- Born: August 2, 1891 Fort William, Ontario, Canada
- Died: February 24, 1965 (aged 73) Kimberley, British Columbia, Canada
- Height: 5 ft 3 in (160 cm)
- Weight: 144 lb (65 kg; 10 st 4 lb)
- Position: Centre
- Played for: Montreal Canadiens
- Playing career: 1906–1921

= Joel Rochon =

Canadian ice hockey player

Joseph Joel Rochon (August 2, 1891 – February 24, 1965) was a Canadian professional ice hockey player. He played briefly with the Montreal Canadiens of the National Hockey Association in 1916–17.

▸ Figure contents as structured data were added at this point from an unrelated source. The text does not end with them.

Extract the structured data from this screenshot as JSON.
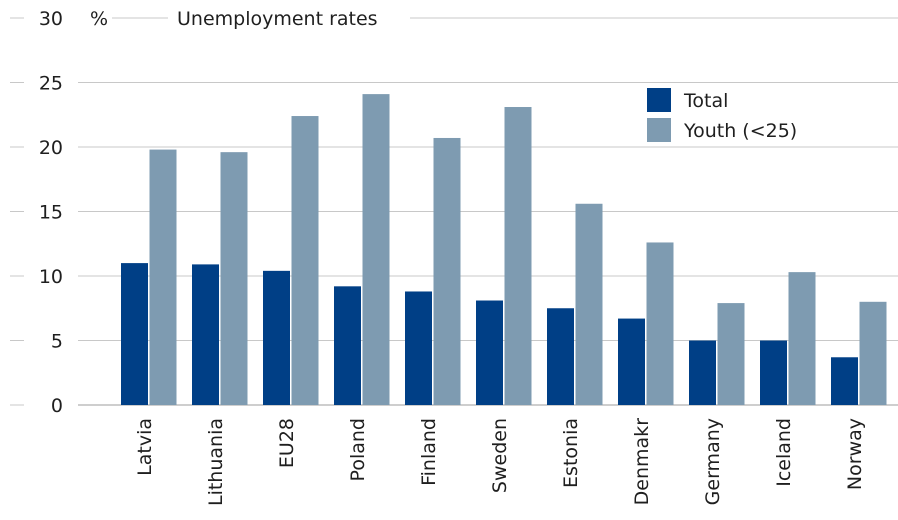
{
  "chart_data": {
    "type": "bar",
    "title": "Unemployment rates",
    "ylabel": "%",
    "xlabel": "",
    "ylim": [
      0,
      30
    ],
    "yticks": [
      0,
      5,
      10,
      15,
      20,
      25,
      30
    ],
    "grid": true,
    "legend_position": "top-right",
    "categories": [
      "Latvia",
      "Lithuania",
      "EU28",
      "Poland",
      "Finland",
      "Sweden",
      "Estonia",
      "Denmakr",
      "Germany",
      "Iceland",
      "Norway"
    ],
    "series": [
      {
        "name": "Total",
        "color": "#003f86",
        "values": [
          11.0,
          10.9,
          10.4,
          9.2,
          8.8,
          8.1,
          7.5,
          6.7,
          5.0,
          5.0,
          3.7
        ]
      },
      {
        "name": "Youth (<25)",
        "color": "#7e9bb1",
        "values": [
          19.8,
          19.6,
          22.4,
          24.1,
          20.7,
          23.1,
          15.6,
          12.6,
          7.9,
          10.3,
          8.0
        ]
      }
    ]
  }
}
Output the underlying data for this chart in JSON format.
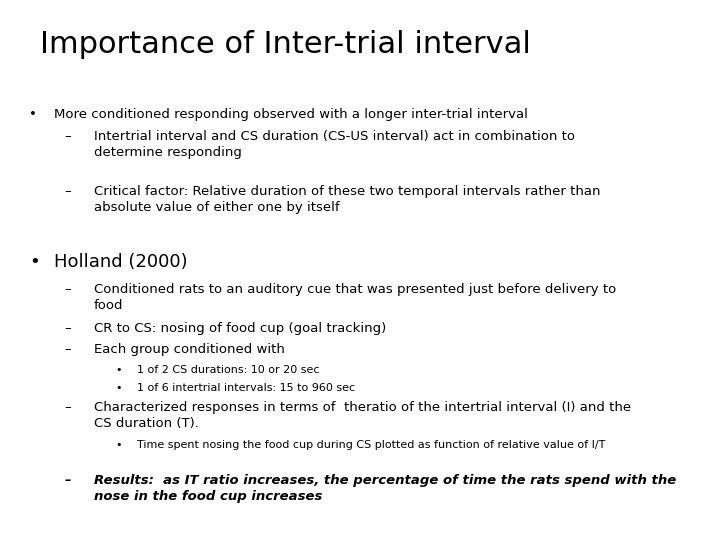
{
  "title": "Importance of Inter-trial interval",
  "background_color": "#ffffff",
  "text_color": "#000000",
  "title_fontsize": 22,
  "body_fontsize": 9.5,
  "holland_fontsize": 13,
  "bullet3_fontsize": 8,
  "lines": [
    {
      "type": "bullet1",
      "text": "More conditioned responding observed with a longer inter-trial interval"
    },
    {
      "type": "bullet2",
      "text": "Intertrial interval and CS duration (CS-US interval) act in combination to\ndetermine responding"
    },
    {
      "type": "spacer_med"
    },
    {
      "type": "bullet2",
      "text": "Critical factor: Relative duration of these two temporal intervals rather than\nabsolute value of either one by itself"
    },
    {
      "type": "spacer_large"
    },
    {
      "type": "bullet1_large",
      "text": "Holland (2000)"
    },
    {
      "type": "bullet2",
      "text": "Conditioned rats to an auditory cue that was presented just before delivery to\nfood"
    },
    {
      "type": "bullet2",
      "text": "CR to CS: nosing of food cup (goal tracking)"
    },
    {
      "type": "bullet2",
      "text": "Each group conditioned with"
    },
    {
      "type": "bullet3",
      "text": "1 of 2 CS durations: 10 or 20 sec"
    },
    {
      "type": "bullet3",
      "text": "1 of 6 intertrial intervals: 15 to 960 sec"
    },
    {
      "type": "bullet2",
      "text": "Characterized responses in terms of  theratio of the intertrial interval (I) and the\nCS duration (T)."
    },
    {
      "type": "bullet3",
      "text": "Time spent nosing the food cup during CS plotted as function of relative value of I/T"
    },
    {
      "type": "spacer_med"
    },
    {
      "type": "bullet2_bold",
      "text": "Results:  as IT ratio increases, the percentage of time the rats spend with the\nnose in the food cup increases"
    }
  ]
}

The Montreal Canadiens refer to him as "Jules" Rochon in their online database, as does Claude Mouton in his book. An article in the Montreal newspaper La Patrie refers to him going west, while an article in an Edmonton newspaper refers to "George" Rochon, the former player with Les Canadiens joining the western team. Name changes were not infrequent in early hockey. Most frequently, a player changed his first name to join an amateur team after playing professional. In Rochon's case, the Canadiens may have called him Jules to indicate a French-Canadian heritage.

==Hook check==
Both Rochon himself and fellow Fort William native Jack Adams, the latter a distinguished player and coach and a member of the Hockey Hall of Fame, claimed Rochon was the player who came up with the hook check, a defensive check where a player sweeps or hooks his stick low to the ice in an effort to remove the puck from an opponent's stick. The hook check and the related poke check were both mastered and popularized by Frank Nighbor during the 1910s and 1920s, and Jack Adams, in 1960, claimed Nighbor must have learned the check from Rochon while playing against Fort William while he was a member of the Port Arthur team of the New Ontario Hockey League (NOHL) in the early 1910s. Nighbor denied this and instead claimed he learned the check from his Port Arthur teammate Jack Walker.